In Europe, the Maastricht Treaty, signed in 1992, also created a fertile environment for privatization due to the fiscal austerity it imposed on European Union members. This restriction on public expenditure shifted the emphasis on provision to private entities. In continental Europe, privatization was more pragmatic and moderate form than in Anglo-Saxon countries, and did not penetrate into public services such as education so substantially. This is because the strong welfare state tradition and a culture of social dialogue between government, unions and civil society that prevail in most European countries held back anything more.

Party ideology: a poor predictor of privatization reforms

Broadly speaking, left-wing governments have been historically reluctant to adopt privatization measures. However, the so-called Third Way in the 1990s, saw it acceptable for left-wing parties to also say that fully public and homogenous services might not be the way forward. This led to the neoliberal discourse about the ‘inherent superiority of the private sector’ being replaced with a belief that market reforms could help modernize public education and promote greater innovation and diversification. The labor parties in the UK and Sweden in the 1990s were swept up by this change, for instance, which translated into a rapid increase of private provision in education.

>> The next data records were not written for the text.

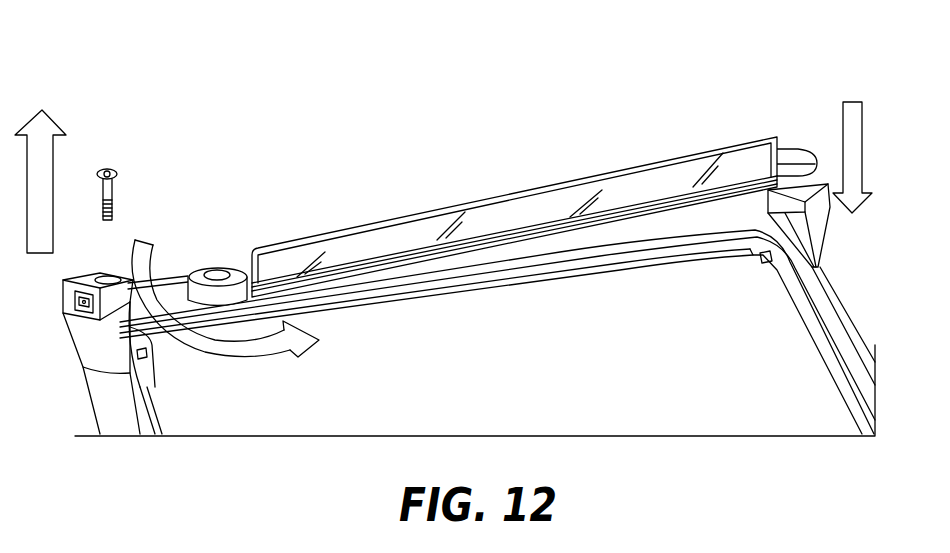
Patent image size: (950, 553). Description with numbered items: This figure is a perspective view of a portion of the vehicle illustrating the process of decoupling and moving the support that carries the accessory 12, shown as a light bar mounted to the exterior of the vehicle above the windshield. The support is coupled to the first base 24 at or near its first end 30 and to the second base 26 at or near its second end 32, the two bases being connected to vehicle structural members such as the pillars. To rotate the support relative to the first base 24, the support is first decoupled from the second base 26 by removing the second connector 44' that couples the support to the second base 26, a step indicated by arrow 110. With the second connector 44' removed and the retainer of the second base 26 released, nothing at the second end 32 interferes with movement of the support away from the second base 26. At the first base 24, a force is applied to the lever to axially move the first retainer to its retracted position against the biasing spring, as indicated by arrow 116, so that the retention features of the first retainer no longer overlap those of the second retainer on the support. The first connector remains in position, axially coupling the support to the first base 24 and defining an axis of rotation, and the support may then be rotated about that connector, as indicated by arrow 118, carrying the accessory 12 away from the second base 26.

The accessory 12 is at (641, 161).
The first base 24 is at (814, 112).
The second base 26 is at (138, 232).
The first end 30 is at (817, 164).
The second end 32 is at (190, 292).
The second connector 44' is at (126, 174).
The arrow 110 is at (50, 153).
The arrow 116 is at (858, 118).
The arrow 118 is at (248, 354).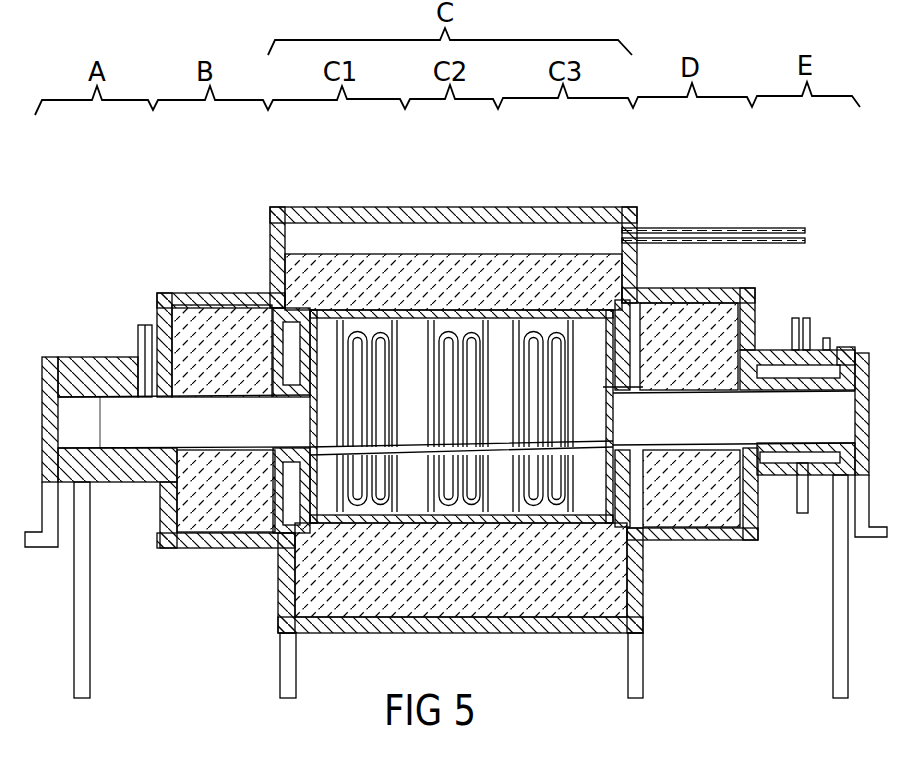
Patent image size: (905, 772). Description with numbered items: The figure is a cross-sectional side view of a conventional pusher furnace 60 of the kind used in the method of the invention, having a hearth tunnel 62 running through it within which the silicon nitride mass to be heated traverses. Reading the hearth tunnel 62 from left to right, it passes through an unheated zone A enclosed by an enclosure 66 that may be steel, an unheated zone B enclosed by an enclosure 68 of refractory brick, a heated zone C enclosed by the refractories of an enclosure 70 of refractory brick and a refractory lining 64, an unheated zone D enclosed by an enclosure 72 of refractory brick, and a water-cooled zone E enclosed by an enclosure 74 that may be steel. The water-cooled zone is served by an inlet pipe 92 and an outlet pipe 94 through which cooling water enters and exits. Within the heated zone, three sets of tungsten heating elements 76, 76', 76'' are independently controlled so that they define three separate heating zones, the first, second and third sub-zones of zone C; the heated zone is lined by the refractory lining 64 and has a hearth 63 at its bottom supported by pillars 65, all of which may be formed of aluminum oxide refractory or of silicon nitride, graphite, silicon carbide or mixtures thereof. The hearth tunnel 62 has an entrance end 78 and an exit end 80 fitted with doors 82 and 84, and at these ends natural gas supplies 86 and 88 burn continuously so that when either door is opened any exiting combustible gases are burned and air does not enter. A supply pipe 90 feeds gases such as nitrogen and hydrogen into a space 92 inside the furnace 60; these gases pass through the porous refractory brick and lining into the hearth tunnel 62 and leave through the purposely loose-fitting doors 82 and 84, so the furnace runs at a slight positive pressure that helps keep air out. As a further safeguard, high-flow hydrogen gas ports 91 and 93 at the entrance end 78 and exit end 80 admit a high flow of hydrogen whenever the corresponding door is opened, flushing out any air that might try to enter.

The pusher furnace 60 is at (74, 234).
The hearth tunnel 62 is at (133, 440).
The hearth 63 is at (228, 462).
The refractory lining 64 is at (298, 338).
The pillars 65 is at (500, 505).
The enclosure 66 is at (112, 372).
The enclosure 68 is at (215, 320).
The enclosure 70 is at (505, 602).
The enclosure 72 is at (687, 507).
The enclosure 74 is at (775, 473).
The tungsten heating elements 76 is at (365, 341).
The tungsten heating elements 76' is at (454, 341).
The tungsten heating elements 76'' is at (543, 341).
The entrance end 78 is at (117, 410).
The exit end 80 is at (824, 410).
The door 82 is at (48, 362).
The door 84 is at (855, 355).
The natural gas supply 86 is at (43, 545).
The natural gas supply 88 is at (873, 537).
The supply pipe 90 is at (678, 227).
The high-flow hydrogen gas port 91 is at (150, 325).
The inlet pipe 92 is at (575, 233).
The high-flow hydrogen gas port 93 is at (820, 347).
The outlet pipe 94 is at (803, 513).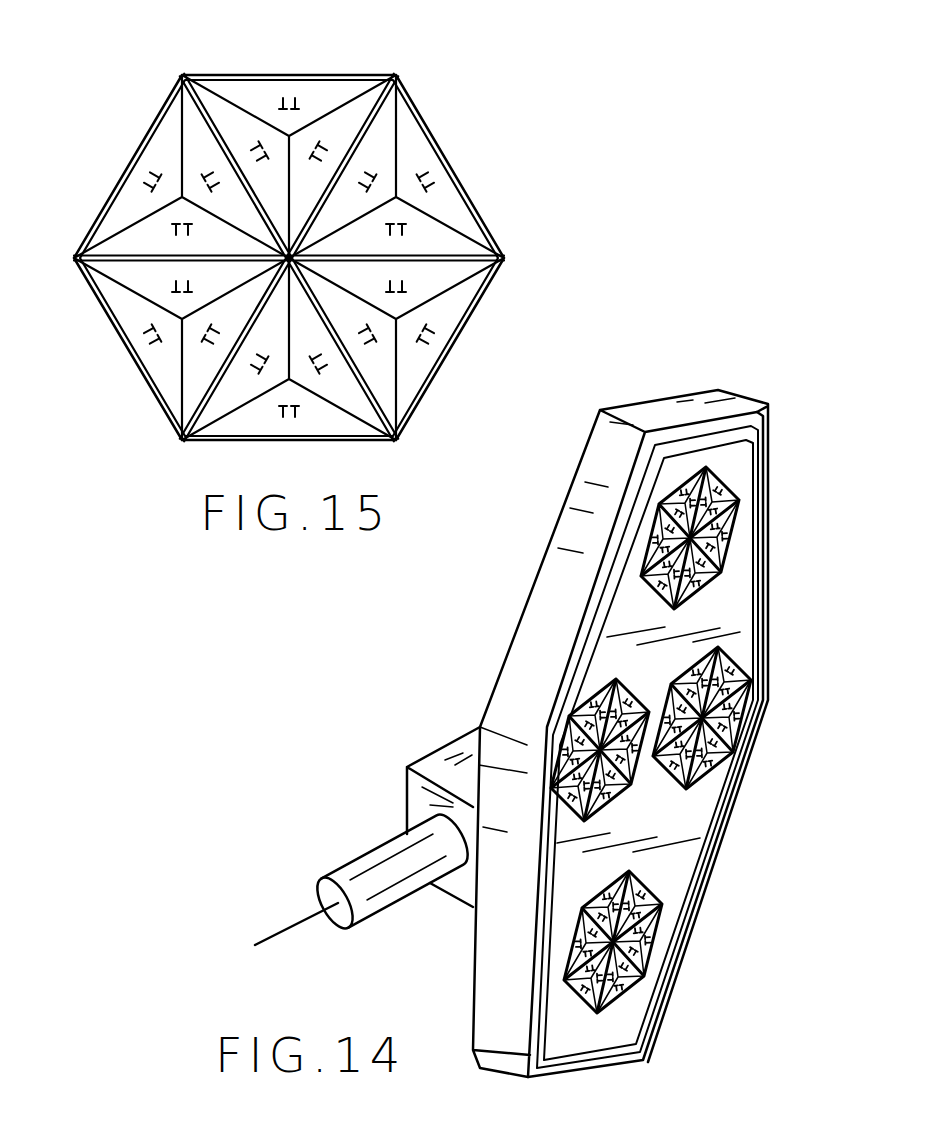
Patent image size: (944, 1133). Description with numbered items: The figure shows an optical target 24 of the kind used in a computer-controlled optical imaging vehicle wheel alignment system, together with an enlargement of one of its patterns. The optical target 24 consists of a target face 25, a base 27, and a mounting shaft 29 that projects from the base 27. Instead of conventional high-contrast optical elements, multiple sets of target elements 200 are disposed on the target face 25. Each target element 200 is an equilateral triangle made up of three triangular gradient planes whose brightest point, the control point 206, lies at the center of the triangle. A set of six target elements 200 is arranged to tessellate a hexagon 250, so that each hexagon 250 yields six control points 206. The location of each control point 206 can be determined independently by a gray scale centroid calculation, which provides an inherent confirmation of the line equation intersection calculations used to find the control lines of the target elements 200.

In FIG. 15, the target element 200 is at (128, 147).
In FIG. 15, the control point 206 is at (289, 136).
In FIG. 15, the hexagon 250 is at (518, 248).
In FIG. 14, the hexagon 250 is at (558, 733).
In FIG. 14, the optical target 24 is at (548, 617).
In FIG. 14, the target face 25 is at (670, 866).
In FIG. 14, the base 27 is at (440, 760).
In FIG. 14, the mounting shaft 29 is at (373, 880).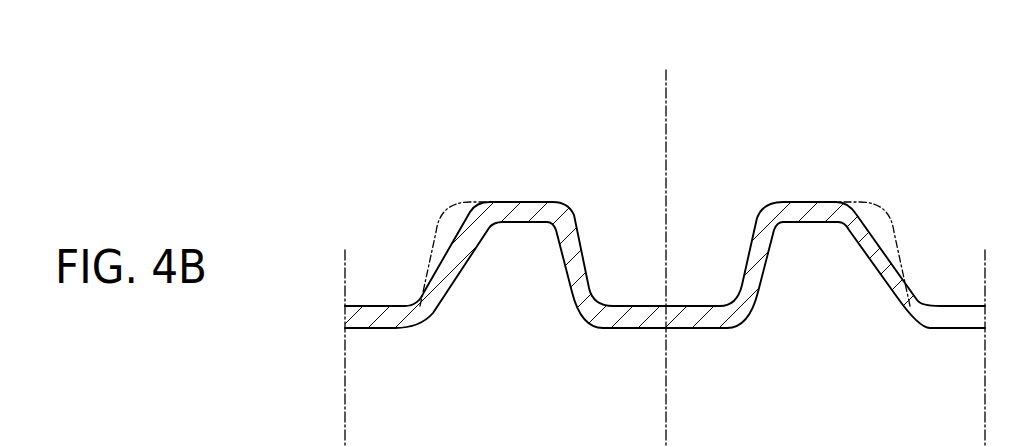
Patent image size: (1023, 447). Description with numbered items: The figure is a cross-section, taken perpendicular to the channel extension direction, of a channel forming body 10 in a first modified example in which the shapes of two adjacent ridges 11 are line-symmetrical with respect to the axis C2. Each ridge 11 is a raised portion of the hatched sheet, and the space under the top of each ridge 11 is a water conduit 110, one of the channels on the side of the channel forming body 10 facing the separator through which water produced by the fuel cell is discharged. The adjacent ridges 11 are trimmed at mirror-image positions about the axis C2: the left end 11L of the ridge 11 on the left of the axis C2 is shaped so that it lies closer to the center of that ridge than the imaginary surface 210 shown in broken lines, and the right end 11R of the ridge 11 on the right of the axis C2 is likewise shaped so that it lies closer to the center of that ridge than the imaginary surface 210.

The channel forming body 10 is at (487, 110).
The ridge 11 is at (647, 258).
The left end of the ridge 11L is at (455, 235).
The right end of the ridge 11R is at (577, 210).
The water conduit 110 is at (505, 250).
The imaginary surface 210 is at (440, 223).
The axis C2 is at (678, 241).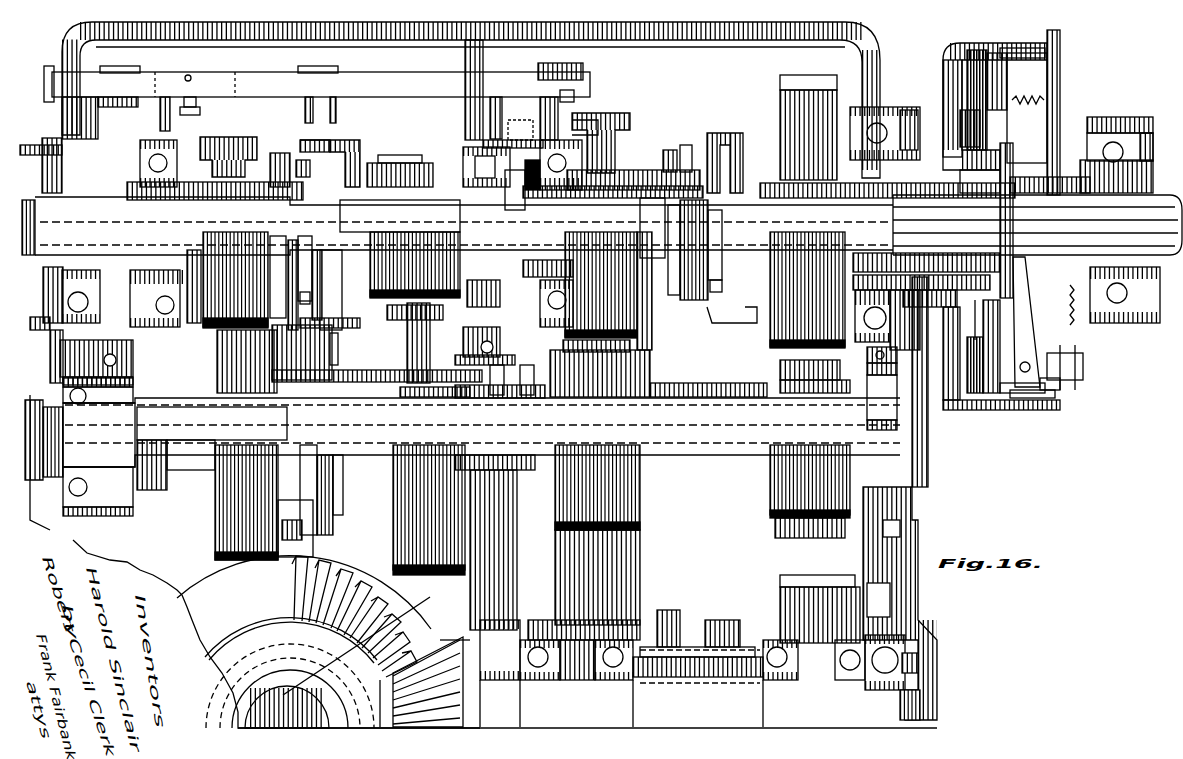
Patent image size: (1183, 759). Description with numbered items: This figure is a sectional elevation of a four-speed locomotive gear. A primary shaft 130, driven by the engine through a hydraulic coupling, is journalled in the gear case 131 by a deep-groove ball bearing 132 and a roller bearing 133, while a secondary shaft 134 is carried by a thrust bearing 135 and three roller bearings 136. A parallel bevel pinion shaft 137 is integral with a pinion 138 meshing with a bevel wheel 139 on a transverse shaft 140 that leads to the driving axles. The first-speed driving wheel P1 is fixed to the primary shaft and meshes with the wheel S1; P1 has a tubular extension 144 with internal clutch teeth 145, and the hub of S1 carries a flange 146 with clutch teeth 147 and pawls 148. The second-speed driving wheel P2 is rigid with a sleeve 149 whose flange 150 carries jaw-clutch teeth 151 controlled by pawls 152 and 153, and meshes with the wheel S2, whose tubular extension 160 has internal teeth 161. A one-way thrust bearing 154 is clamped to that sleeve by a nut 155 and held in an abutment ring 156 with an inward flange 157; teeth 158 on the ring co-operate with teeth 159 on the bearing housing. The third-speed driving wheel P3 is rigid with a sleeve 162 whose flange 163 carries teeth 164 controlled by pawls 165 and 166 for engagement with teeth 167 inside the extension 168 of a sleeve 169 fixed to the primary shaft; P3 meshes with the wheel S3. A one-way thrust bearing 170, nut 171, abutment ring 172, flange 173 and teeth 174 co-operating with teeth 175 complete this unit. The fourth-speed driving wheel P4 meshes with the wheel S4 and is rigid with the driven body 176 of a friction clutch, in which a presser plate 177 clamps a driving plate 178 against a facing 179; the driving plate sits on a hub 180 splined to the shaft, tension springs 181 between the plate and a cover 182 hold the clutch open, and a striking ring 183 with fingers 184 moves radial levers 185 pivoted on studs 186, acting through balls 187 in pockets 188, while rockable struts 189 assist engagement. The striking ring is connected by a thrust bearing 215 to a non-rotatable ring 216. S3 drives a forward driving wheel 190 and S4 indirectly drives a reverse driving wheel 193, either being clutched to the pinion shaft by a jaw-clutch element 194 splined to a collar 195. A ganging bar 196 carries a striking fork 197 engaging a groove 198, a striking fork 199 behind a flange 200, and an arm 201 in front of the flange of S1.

In contrast to political factors, economic drivers are even more influential. A more liberalized global economy motivates governments to outsource all types of public services, particularly during periods of economic recession.

To conclude

Overall, the way that non-state actors engage in education differs. It is significantly determined by context, and driven by multiple rationales. Despite this, research has tended to focus on a relatively small number of country settings – with many countries and even entire regions remaining largely overlooked. This is all the more relevant considering that in some of these under-researched areas, such as Qatar, Mauritania or Morocco, Hungary, Georgia and Slovakia, private enrolment has soared over the last years.

Gaining a richer understanding of these trends is particularly important given their social implications. Although available evidence on the impact of privatization on learning outcomes yields mixed results, there is a relative consensus that it tends to affect equity negatively. Privatization has been reported repeatedly to exacerbate school segregation, social stratification among schools and marginalization of the most socioeconomically disadvantaged students. Private schooling presents thus a major challenge for policymakers and education planners across the globe. In light of this, policy responses need to be informed by a context-sensitive understanding of the phenomenon. While regulation and oversight could be possible policy solutions to advance towards greater education equity, such efforts might not work in any circumstance and need to be tailored to the context if they are to be effective and sustainable over time. The 2021 GEM Report on non-state actors in education will be an important contribution by shedding more light on this pressing issue.